The integration of rumen metabolomics provides a molecular lens to elucidate the mechanisms driving the observed phenotypic variations [56,57]. Our results showed that the abundance of metabolites related to purine and pyrimidine metabolism in the rumen fluid of CL and ST was significantly higher. It is important to note that these purine metabolites are primarily products of the microbial degradation and turnover of nucleic acids, rather than a direct reflection of the host’s systemic metabolism [58]. However, in ruminant physiology, the concentration of these derivatives serves as a reliable proxy for MCP synthesis and microbial anabolic intensity [59]. In the present experiment, the elevated levels of adenosine, inosine, and hypoxanthine in CL and ST cattle suggest a more dynamic microbial nitrogen flux and enhanced microbial biomass production [60,61]. This accelerated microbial turnover likely leads to a greater flow of high-quality microbial protein to the small intestine, providing the essential amino acid precursors required for muscle protein synthesis and rapid tissue accretion [62]. Consequently, these rumen metabolic signatures are intrinsically associated with the superior growth rates and hot carcass weights that characterize the anabolic divergence of these breeds. In contrast, the lower accumulation of these precursors in TY reflects a more conservative metabolic strategy, potentially prioritizing maintenance and energy efficiency over rapid tissue deposition [63,64].

5. Conclusions

In conclusion, this study demonstrates that there are significant breed-specific differences in the slaughter performance and visceral organ weight of beef cattle, and these differences are closely associated with the breed-specific characteristics of rumen metabolic profiles. The differentially abundant metabolites in pathways such as purine metabolism and nucleotide synthesis in the rumen provide important metabolic clues for analyzing breed-specific production performance. CL and ST exhibit superior carcass yield and premium cut proportions, respectively, supported by upregulated anabolic pathways in the rumen, such as purine and nucleotide metabolism. In contrast, TY tend to develop visceral organs and adaptive changes in rumen morphology, and their conservative metabolic profile is more conducive to internal environmental homeostasis and environmental adaptability.
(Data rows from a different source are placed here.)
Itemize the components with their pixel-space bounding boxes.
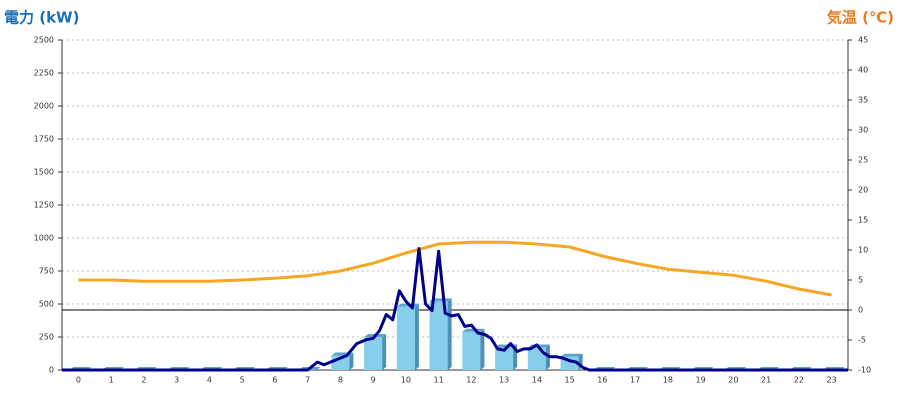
x-tick-label: 1 bbox=[109, 376, 114, 385]
bar bbox=[429, 301, 448, 370]
bar bbox=[364, 337, 383, 370]
y-tick-label: 0 bbox=[49, 366, 54, 375]
x-tick-label: 2 bbox=[141, 376, 146, 385]
bar-side bbox=[349, 352, 354, 370]
bar bbox=[495, 347, 514, 370]
y-tick-label: 500 bbox=[39, 300, 54, 309]
x-tick-label: 12 bbox=[466, 376, 476, 385]
y-tick-label: 2250 bbox=[34, 69, 54, 78]
y-tick-label: 250 bbox=[39, 333, 54, 342]
bar-top bbox=[429, 298, 452, 302]
line bbox=[78, 240, 832, 297]
bar-top bbox=[462, 328, 485, 332]
line bbox=[62, 247, 848, 372]
bar-side bbox=[414, 303, 419, 370]
x-tick-label: 3 bbox=[174, 376, 179, 385]
y2-tick-label: 45 bbox=[858, 36, 868, 45]
x-tick-label: 19 bbox=[696, 376, 706, 385]
x-tick-label: 16 bbox=[597, 376, 607, 385]
bar-side bbox=[382, 334, 387, 370]
x-tick-label: 8 bbox=[338, 376, 343, 385]
y2-tick-label: 30 bbox=[858, 126, 868, 135]
y2-tick-label: 0 bbox=[858, 306, 863, 315]
bar-top bbox=[560, 353, 583, 357]
x-tick-label: 7 bbox=[305, 376, 310, 385]
x-tick-label: 13 bbox=[499, 376, 509, 385]
x-tick-label: 11 bbox=[434, 376, 444, 385]
y2-tick-label: 40 bbox=[858, 66, 868, 75]
y-tick-label: 750 bbox=[39, 267, 54, 276]
x-tick-label: 4 bbox=[207, 376, 212, 385]
y-axis-title: 電力 (kW) bbox=[4, 9, 79, 27]
x-tick-label: 6 bbox=[272, 376, 277, 385]
y2-tick-label: 20 bbox=[858, 186, 868, 195]
y2-tick-label: 5 bbox=[858, 276, 863, 285]
y2-tick-label: 10 bbox=[858, 246, 868, 255]
bar bbox=[527, 347, 546, 370]
y-tick-label: 1250 bbox=[34, 201, 54, 210]
y2-tick-label: 15 bbox=[858, 216, 868, 225]
x-tick-label: 17 bbox=[630, 376, 640, 385]
y2-tick-label: -10 bbox=[858, 366, 871, 375]
y-tick-label: 1000 bbox=[34, 234, 54, 243]
bar-side bbox=[447, 298, 452, 370]
x-tick-label: 14 bbox=[532, 376, 542, 385]
x-tick-label: 20 bbox=[728, 376, 738, 385]
y-tick-label: 1750 bbox=[34, 135, 54, 144]
y-tick-label: 2500 bbox=[34, 36, 54, 45]
x-tick-label: 22 bbox=[794, 376, 804, 385]
x-tick-label: 5 bbox=[240, 376, 245, 385]
y2-tick-label: 35 bbox=[858, 96, 868, 105]
y-tick-label: 1500 bbox=[34, 168, 54, 177]
bar-side bbox=[480, 328, 485, 370]
x-tick-label: 15 bbox=[565, 376, 575, 385]
x-tick-label: 9 bbox=[371, 376, 376, 385]
x-tick-label: 18 bbox=[663, 376, 673, 385]
bar bbox=[462, 331, 481, 370]
y2-tick-label: 25 bbox=[858, 156, 868, 165]
x-tick-label: 21 bbox=[761, 376, 771, 385]
bar bbox=[396, 306, 415, 370]
y2-tick-label: -5 bbox=[858, 336, 866, 345]
x-tick-label: 10 bbox=[401, 376, 411, 385]
y2-axis-title: 気温 (℃) bbox=[827, 9, 894, 27]
y-tick-label: 2000 bbox=[34, 102, 54, 111]
x-tick-label: 23 bbox=[827, 376, 837, 385]
x-tick-label: 0 bbox=[76, 376, 81, 385]
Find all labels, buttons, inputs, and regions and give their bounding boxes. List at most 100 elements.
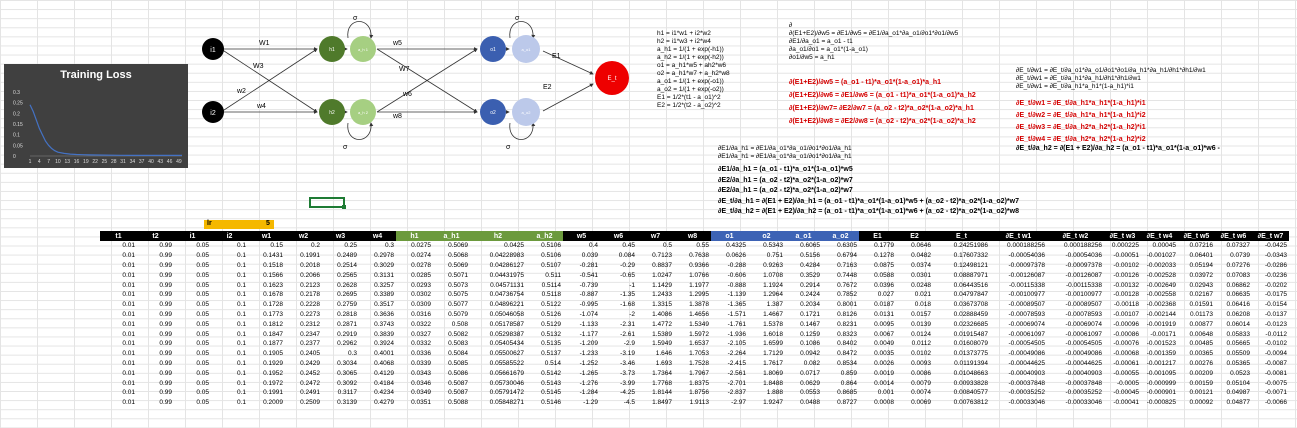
table-cell[interactable]: 0.1812 bbox=[263, 320, 283, 328]
table-cell[interactable]: 0.5145 bbox=[541, 389, 561, 397]
table-cell[interactable]: 0.99 bbox=[159, 252, 172, 260]
table-cell[interactable]: 1.0708 bbox=[763, 271, 783, 279]
table-cell[interactable]: -1.365 bbox=[727, 301, 746, 309]
table-cell[interactable]: -0.00040903 bbox=[1065, 369, 1102, 377]
table-cell[interactable]: 0.0629 bbox=[800, 379, 820, 387]
table-cell[interactable]: 0.2034 bbox=[800, 301, 820, 309]
table-cell[interactable]: 0.05 bbox=[196, 350, 209, 358]
table-cell[interactable]: 0.5087 bbox=[448, 379, 468, 387]
table-cell[interactable]: 0.2424 bbox=[800, 291, 820, 299]
table-cell[interactable]: 0.1779 bbox=[874, 242, 894, 250]
table-cell[interactable]: -0.888 bbox=[727, 281, 746, 289]
table-cell[interactable]: -1.936 bbox=[727, 330, 746, 338]
table-cell[interactable]: -0.00069074 bbox=[1008, 320, 1045, 328]
table-cell[interactable]: -0.002033 bbox=[1146, 261, 1176, 269]
table-cell[interactable]: 1.7364 bbox=[652, 369, 672, 377]
table-cell[interactable]: 0.12498121 bbox=[953, 261, 988, 269]
table-cell[interactable]: -2.561 bbox=[727, 369, 746, 377]
table-cell[interactable]: 0.05509 bbox=[1226, 350, 1251, 358]
table-cell[interactable]: -0.00115338 bbox=[1008, 281, 1045, 289]
table-cell[interactable]: -0.00097378 bbox=[1065, 261, 1102, 269]
table-cell[interactable]: 0.00485 bbox=[1189, 340, 1214, 348]
table-cell[interactable]: 0.1086 bbox=[800, 340, 820, 348]
table-cell[interactable]: -1.177 bbox=[579, 330, 598, 338]
table-cell[interactable]: 0.5132 bbox=[541, 330, 561, 338]
table-cell[interactable]: 0.5106 bbox=[541, 252, 561, 260]
table-cell[interactable]: 0.0553 bbox=[800, 389, 820, 397]
table-cell[interactable]: 0.2818 bbox=[337, 310, 357, 318]
table-cell[interactable]: 0.24251986 bbox=[953, 242, 988, 250]
table-cell[interactable]: -0.001523 bbox=[1146, 340, 1176, 348]
table-cell[interactable]: 0.0019 bbox=[874, 369, 894, 377]
table-cell[interactable]: 0.0875 bbox=[874, 261, 894, 269]
table-cell[interactable]: -4.5 bbox=[623, 399, 635, 407]
table-cell[interactable]: 1.7053 bbox=[689, 350, 709, 358]
column-header[interactable]: h1 bbox=[396, 231, 433, 241]
table-cell[interactable]: 0.99 bbox=[159, 271, 172, 279]
table-cell[interactable]: 0.2377 bbox=[300, 340, 320, 348]
table-cell[interactable]: 0.5118 bbox=[541, 291, 561, 299]
table-cell[interactable]: -0.0425 bbox=[1264, 242, 1287, 250]
table-cell[interactable]: 0.1929 bbox=[263, 359, 283, 367]
table-cell[interactable]: -0.00078593 bbox=[1065, 310, 1102, 318]
table-cell[interactable]: 0.5075 bbox=[448, 291, 468, 299]
table-cell[interactable]: 0.5086 bbox=[448, 369, 468, 377]
table-cell[interactable]: -0.00033046 bbox=[1008, 399, 1045, 407]
table-cell[interactable]: -0.0094 bbox=[1264, 350, 1287, 358]
table-cell[interactable]: 1.7967 bbox=[689, 369, 709, 377]
table-cell[interactable]: 0.7638 bbox=[689, 252, 709, 260]
table-cell[interactable]: 0.08887971 bbox=[953, 271, 988, 279]
training-loss-chart[interactable]: Training Loss 0.3 0.25 0.2 0.15 0.1 0.05 0 1 4 7 1… bbox=[4, 64, 188, 168]
table-cell[interactable]: 0.1 bbox=[236, 330, 246, 338]
table-cell[interactable]: 1.6537 bbox=[689, 340, 709, 348]
table-cell[interactable]: -0.0081 bbox=[1264, 369, 1287, 377]
table-cell[interactable]: -0.00126087 bbox=[1065, 271, 1102, 279]
table-cell[interactable]: -0.00061097 bbox=[1065, 330, 1102, 338]
table-cell[interactable]: 0.06014 bbox=[1226, 320, 1251, 328]
table-cell[interactable]: 1.7617 bbox=[763, 359, 783, 367]
table-cell[interactable]: -3.46 bbox=[620, 359, 635, 367]
table-cell[interactable]: 0.027 bbox=[877, 291, 894, 299]
column-header[interactable]: t1 bbox=[100, 231, 137, 241]
table-cell[interactable]: 0.99 bbox=[159, 310, 172, 318]
table-cell[interactable]: 0.05848271 bbox=[489, 399, 524, 407]
table-cell[interactable]: -1.571 bbox=[727, 310, 746, 318]
table-cell[interactable]: 0.0302 bbox=[411, 291, 431, 299]
table-cell[interactable]: 1.6018 bbox=[763, 330, 783, 338]
table-cell[interactable]: 0.1728 bbox=[263, 301, 283, 309]
table-cell[interactable]: 0.0626 bbox=[726, 252, 746, 260]
table-cell[interactable]: 0.5082 bbox=[448, 330, 468, 338]
table-cell[interactable]: 0.4 bbox=[588, 242, 598, 250]
table-cell[interactable]: 0.2273 bbox=[300, 310, 320, 318]
table-cell[interactable]: 0.05833 bbox=[1226, 330, 1251, 338]
table-cell[interactable]: -0.0137 bbox=[1264, 310, 1287, 318]
table-cell[interactable]: 0.05 bbox=[196, 369, 209, 377]
table-cell[interactable]: 0.0086 bbox=[911, 369, 931, 377]
table-cell[interactable]: 0.01 bbox=[122, 330, 135, 338]
table-cell[interactable]: -0.00078593 bbox=[1008, 310, 1045, 318]
learning-rate-row[interactable]: lr 5 bbox=[204, 220, 274, 229]
table-cell[interactable]: -2.61 bbox=[620, 330, 635, 338]
table-cell[interactable]: 0.8534 bbox=[837, 359, 857, 367]
table-cell[interactable]: -0.002144 bbox=[1146, 310, 1176, 318]
table-cell[interactable]: 1.2433 bbox=[652, 291, 672, 299]
table-cell[interactable]: 0.99 bbox=[159, 242, 172, 250]
column-header[interactable]: w7 bbox=[637, 231, 674, 241]
table-cell[interactable]: -2.97 bbox=[731, 399, 746, 407]
table-cell[interactable]: 0.01 bbox=[122, 379, 135, 387]
table-cell[interactable]: 0.05661679 bbox=[489, 369, 524, 377]
table-cell[interactable]: 0.3065 bbox=[337, 369, 357, 377]
table-cell[interactable]: 0.5079 bbox=[448, 310, 468, 318]
table-cell[interactable]: -2.105 bbox=[727, 340, 746, 348]
table-cell[interactable]: 0.2405 bbox=[300, 350, 320, 358]
table-cell[interactable]: 0.05 bbox=[196, 301, 209, 309]
table-cell[interactable]: -1.68 bbox=[620, 301, 635, 309]
table-cell[interactable]: 0.17607332 bbox=[953, 252, 988, 260]
table-cell[interactable]: 0.9263 bbox=[763, 261, 783, 269]
table-cell[interactable]: -1.139 bbox=[727, 291, 746, 299]
column-header[interactable]: ∂E_t w3 bbox=[1104, 231, 1141, 241]
table-cell[interactable]: 0.1518 bbox=[263, 261, 283, 269]
table-cell[interactable]: 0.06443516 bbox=[953, 281, 988, 289]
table-cell[interactable]: 0.0293 bbox=[411, 281, 431, 289]
table-cell[interactable]: -3.19 bbox=[620, 350, 635, 358]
However, the high mass of visceral organs also brings higher maintenance energy consumption, leading to a trade-off in nutrient allocation between growth and visceral maintenance; thus, its growth rate and carcass meat yield are lower than those of introduced breeds. These findings provide valuable insights into the molecular mechanisms regulating production efficiency across diverse cattle breeds and offer a scientific basis for optimizing breed selection and regional breeding strategies in the beef industry.